Negotiating drug prices will not harm innovation. In fact, the status quo of allowing drug companies to freely set prices incentivizes development of many products that do not offer important therapeutic advances. These less innovative drugs offer low financial risk to manufacturers because they are based on existing products or work via similar biochemical pathways. The pharmaceutical industry has pushed a Congressional Budget Office estimate that lowering drug prices might lead to marginally fewer new drugs over the next several decades, but the report says nothing about which types of drugs would be affected. With new drugs, quality is at least as important as quantity. Shifting toward paying for drugs commensurate to their added therapeutic value could promote the development of more drugs that offer meaningful benefits to patients.

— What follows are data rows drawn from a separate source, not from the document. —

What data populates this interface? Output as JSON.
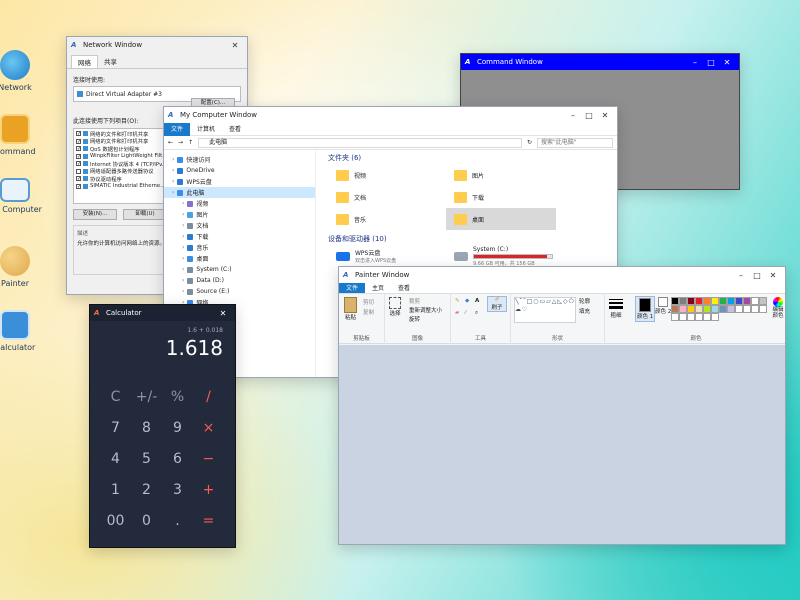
{
  "desktop": {
    "icons": [
      {
        "label": "Network",
        "icon": "globe-icon"
      },
      {
        "label": "Command",
        "icon": "terminal-icon"
      },
      {
        "label": "My Computer",
        "icon": "computer-icon"
      },
      {
        "label": "Painter",
        "icon": "palette-icon"
      },
      {
        "label": "Calculator",
        "icon": "calculator-icon"
      }
    ]
  },
  "network_window": {
    "title": "Network Window",
    "tabs": [
      "网络",
      "共享"
    ],
    "connect_using_label": "连接时使用:",
    "adapter": "Direct Virtual Adapter #3",
    "configure_button": "配置(C)...",
    "items_label": "此连接使用下列项目(O):",
    "items": [
      {
        "checked": true,
        "text": "网络的文件和打印机共享"
      },
      {
        "checked": true,
        "text": "网络的文件和打印机共享"
      },
      {
        "checked": true,
        "text": "QoS 数据包计划程序"
      },
      {
        "checked": true,
        "text": "WinpkFilter LightWeight Filt..."
      },
      {
        "checked": true,
        "text": "Internet 协议版本 4 (TCP/IPv..."
      },
      {
        "checked": false,
        "text": "网络适配器多路传送器协议"
      },
      {
        "checked": true,
        "text": "协议驱动程序"
      },
      {
        "checked": true,
        "text": "SIMATIC Industrial Etherne..."
      }
    ],
    "install_button": "安装(N)...",
    "uninstall_button": "卸载(U)",
    "description_label": "描述",
    "description_text": "允许你的计算机访问网络上的资源。"
  },
  "command_window": {
    "title": "Command Window"
  },
  "my_computer_window": {
    "title": "My Computer Window",
    "ribbon_tabs": [
      "文件",
      "计算机",
      "查看"
    ],
    "address": "此电脑",
    "search_placeholder": "搜索\"此电脑\"",
    "nav_items": [
      {
        "label": "快速访问",
        "sub": false,
        "selected": false,
        "color": "#3a8ee6"
      },
      {
        "label": "OneDrive",
        "sub": false,
        "selected": false,
        "color": "#2a7bd4"
      },
      {
        "label": "WPS云盘",
        "sub": false,
        "selected": false,
        "color": "#2a7bd4"
      },
      {
        "label": "此电脑",
        "sub": false,
        "selected": true,
        "color": "#3a8ee6"
      },
      {
        "label": "视频",
        "sub": true,
        "selected": false,
        "color": "#8a6fd1"
      },
      {
        "label": "图片",
        "sub": true,
        "selected": false,
        "color": "#4aa3df"
      },
      {
        "label": "文档",
        "sub": true,
        "selected": false,
        "color": "#7b8da1"
      },
      {
        "label": "下载",
        "sub": true,
        "selected": false,
        "color": "#2a7bd4"
      },
      {
        "label": "音乐",
        "sub": true,
        "selected": false,
        "color": "#2a7bd4"
      },
      {
        "label": "桌面",
        "sub": true,
        "selected": false,
        "color": "#3a8ee6"
      },
      {
        "label": "System (C:)",
        "sub": true,
        "selected": false,
        "color": "#7b8da1"
      },
      {
        "label": "Data (D:)",
        "sub": true,
        "selected": false,
        "color": "#7b8da1"
      },
      {
        "label": "Source (E:)",
        "sub": true,
        "selected": false,
        "color": "#7b8da1"
      },
      {
        "label": "网络",
        "sub": true,
        "selected": false,
        "color": "#3a8ee6"
      }
    ],
    "folders_header": "文件夹 (6)",
    "folders": [
      {
        "label": "视频",
        "selected": false
      },
      {
        "label": "图片",
        "selected": false
      },
      {
        "label": "文档",
        "selected": false
      },
      {
        "label": "下载",
        "selected": false
      },
      {
        "label": "音乐",
        "selected": false
      },
      {
        "label": "桌面",
        "selected": true
      }
    ],
    "devices_header": "设备和驱动器 (10)",
    "devices": [
      {
        "label": "WPS云盘",
        "sub": "双击进入WPS云盘",
        "type": "cloud"
      },
      {
        "label": "System (C:)",
        "sub": "9.66 GB 可用，共 156 GB",
        "type": "drive",
        "usage": 0.94
      }
    ]
  },
  "painter_window": {
    "title": "Painter Window",
    "ribbon_tabs": [
      "文件",
      "主页",
      "查看"
    ],
    "groups": {
      "clipboard": "剪贴板",
      "image": "图像",
      "tools": "工具",
      "shapes": "形状",
      "colors": "颜色"
    },
    "paste_label": "粘贴",
    "cut_label": "剪切",
    "copy_label": "复制",
    "select_label": "选择",
    "crop_label": "裁剪",
    "resize_label": "重新调整大小",
    "rotate_label": "旋转",
    "brush_label": "刷子",
    "outline_label": "轮廓",
    "fill_label": "填充",
    "size_label": "粗细",
    "color1_label": "颜色 1",
    "color2_label": "颜色 2",
    "edit_colors_label": "编辑颜色",
    "palette": [
      "#000000",
      "#7f7f7f",
      "#880015",
      "#ed1c24",
      "#ff7f27",
      "#fff200",
      "#22b14c",
      "#00a2e8",
      "#3f48cc",
      "#a349a4",
      "#ffffff",
      "#c3c3c3",
      "#b97a57",
      "#ffaec9",
      "#ffc90e",
      "#efe4b0",
      "#b5e61d",
      "#99d9ea",
      "#7092be",
      "#c8bfe7"
    ]
  },
  "calculator_window": {
    "title": "Calculator",
    "expression": "1.6 + 0.018",
    "display": "1.618",
    "keys": [
      {
        "label": "C",
        "kind": "fn",
        "name": "clear-key"
      },
      {
        "label": "+/-",
        "kind": "fn",
        "name": "sign-key"
      },
      {
        "label": "%",
        "kind": "fn",
        "name": "percent-key"
      },
      {
        "label": "/",
        "kind": "op",
        "name": "divide-key"
      },
      {
        "label": "7",
        "kind": "num",
        "name": "key-7"
      },
      {
        "label": "8",
        "kind": "num",
        "name": "key-8"
      },
      {
        "label": "9",
        "kind": "num",
        "name": "key-9"
      },
      {
        "label": "×",
        "kind": "op",
        "name": "multiply-key"
      },
      {
        "label": "4",
        "kind": "num",
        "name": "key-4"
      },
      {
        "label": "5",
        "kind": "num",
        "name": "key-5"
      },
      {
        "label": "6",
        "kind": "num",
        "name": "key-6"
      },
      {
        "label": "−",
        "kind": "op",
        "name": "subtract-key"
      },
      {
        "label": "1",
        "kind": "num",
        "name": "key-1"
      },
      {
        "label": "2",
        "kind": "num",
        "name": "key-2"
      },
      {
        "label": "3",
        "kind": "num",
        "name": "key-3"
      },
      {
        "label": "+",
        "kind": "op",
        "name": "add-key"
      },
      {
        "label": "00",
        "kind": "num",
        "name": "key-00"
      },
      {
        "label": "0",
        "kind": "num",
        "name": "key-0"
      },
      {
        "label": ".",
        "kind": "num",
        "name": "decimal-key"
      },
      {
        "label": "=",
        "kind": "op",
        "name": "equals-key"
      }
    ]
  }
}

Efforts to lower drug prices have always faced stiff opposition from the pharmaceutical industry, which has lobbied aggressively to avert and scale back congressional reforms. Uninhibited U.S. prices have, after all, allowed the pharmaceutical industry to become one of the most profitable sectors in the U.S. economy. Yet instead of investing most of their profits in innovation, large drug companies spend more on stock buybacks and marketing. Possibly in part because of this lobbying effort, the proposed reforms that Democrats championed last year already were a pared-back version of their party’s previous drug pricing proposals.
In the absence of federal reforms, states have started taking action. It is still too early to measure the impact of these policies, which include setting up affordability boards tasked with setting upper payment limits for certain drugs. But with Medicare accounting for nearly one-third of prescription drug spending in the United States and many private insurance plans escaping state regulation, federal reforms are needed.
In the meantime, many patients struggle to afford necessary medications. For seniors with Medicare, some cancer therapies cost patients more than $10,000 per year. And these high costs lead patients to not fill or to discontinue important medications or face mounds of debt.
Democrats in Congress might have only a few months left in which they can pass legislation with a simple majority. They must act now to lower drug prices. This time around, lawmakers cannot ignore the fact that prices for new drugs are rising by 20 percent each year. Allowing Medicare to negotiate prices for newly marketed drugs would apply the brakes to this runaway train.
Benjamin N. Rome is an instructor in medicine at Harvard Medical School. Aaron S. Kesselheim is a professor of medicine there. Both are faculty members in the Program on Regulation, Therapeutics and Law in the division of pharmacoepidemiology and pharmacoeconomics at Brigham and Women’s Hospital. Alexander C. Egilman works as a research assistant in the program.